If the commissioners knew about the problem and did nothing to make sure the Legislature was keyed in on it, then they are even more to blame than Mr. Halley. If they didn't know - if Mr. Halley never told them - that suggests a problem with the relationship between Mr. Halley and his bosses, which surely would have been apparent before this, and which raises questions about their ability to oversee the agency. In either case, this points to why, absent a strong reason to do so (which is lacking here), it's dangerous to put a group of people who cannot be fired if they bungle their jobs (the commissioners) in direct or indirect control of a state agency.
Despite Mr. Halley's inaction, though, legislators were informed of the problem, but they did nothing about it, and here's where we get into the complicated business of allocating blame between a Legislature that didn't do its job and a governor who was throwing out enough distractions and poison to make that job much more complicated than it should have been.
Recall that the governor enraged the Legislature by holding laid-off workers hostage rather than immediately requesting a federal loan when the ESC ran out of money to pay jobless benefits last year. He spent much of last fall and the early part of this year locked in battle with the agency over some matters where he clearly was right, some where the agency clearly was right and some where it was just not possible to find anyone in a white hat. Legislative leaders decried his tactics but pledged to address his legitimate concerns, and set about trying to do that, or at least look like they were.
Meantime, the Congress passed the massive stimulus package that would send $700 million to South Carolina to help keep the economy from shutting down - if the governor would request the money. Mr. Sanford refused, and lawmakers spent much of the legislative session trying to figure out how to get around him, finally having to get a Supreme Court order to force the governor to obey a state law that they passed requiring him to request the money.

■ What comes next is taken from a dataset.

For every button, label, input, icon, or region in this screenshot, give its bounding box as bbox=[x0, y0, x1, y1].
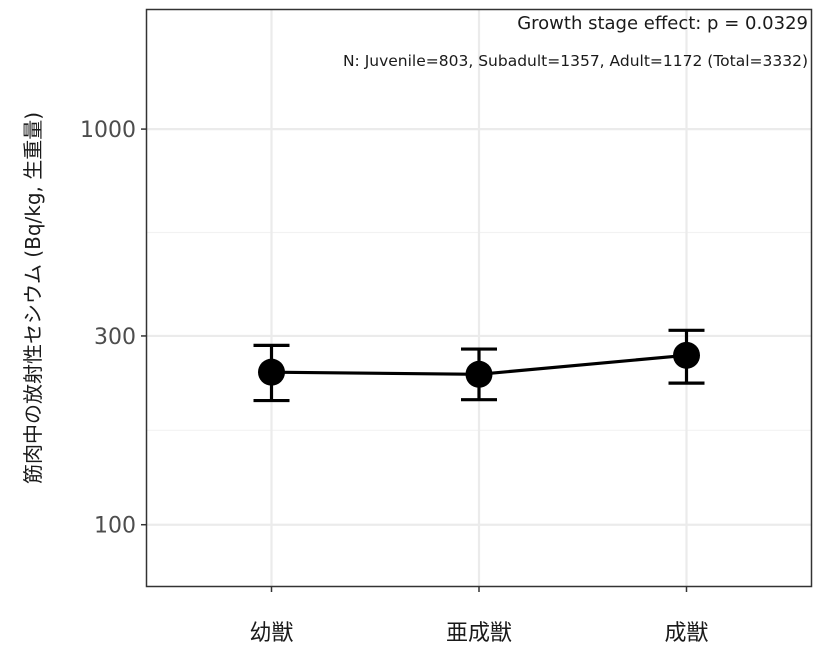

It was against his backdrop that Mr. Halley declined to tell the Legislature about the problem with the law and an attorney for a legal aid group for the poor started talking to legislators. One of those, Rep. Kenny Bingham, agreed immediately that the state needed to tweak state law to address the problem, and he incorporated the change into his bill to give the governor more control over the ESC.
Now, most people had expected this bill to pass at least the House, but in an uprising of anger toward the governor, representatives defeated it, some saying openly that they were punishing Mr. Sanford. It was a petulant move made all the more outrageous by what we know now: Mr. Bingham had made clear to the House that the unemployed stood to lose out on seven weeks (since then increased to 20) of federal benefits without the tweak contained in the bill. He told me that the ESC commissioners were lobbying so hard against the bill, and passions were running so high, that he doesn't think most representatives were paying enough attention to realize what he was saying. It was near the end of the session, and neither he nor anyone else tried to address the issue through any other bill, as should have been done.
Some legislators have said they misunderstood the situation, apparently confusing it with another jobless extension that Mr. Sanford had been making a big deal about refusing because it required the state to 1) make its laws more generous permanently and 2) put up a state match. In fact, this provision did neither.
Clearly, Mr. Sanford's antics made it easier for this essential technical change to get lost in the shuffle. But that doesn't absolve legislators, who managed to ignore the distractions and deal with lots of other issues last year. It's hard to imagine that they would have been so oblivious if such a dire warning about the need to make a technical change to state law had come from a lobbyist for, say, the real estate industry or the trial lawyers or the medical profession - from just about anyone, for that matter, other than a lobbyist for poor people.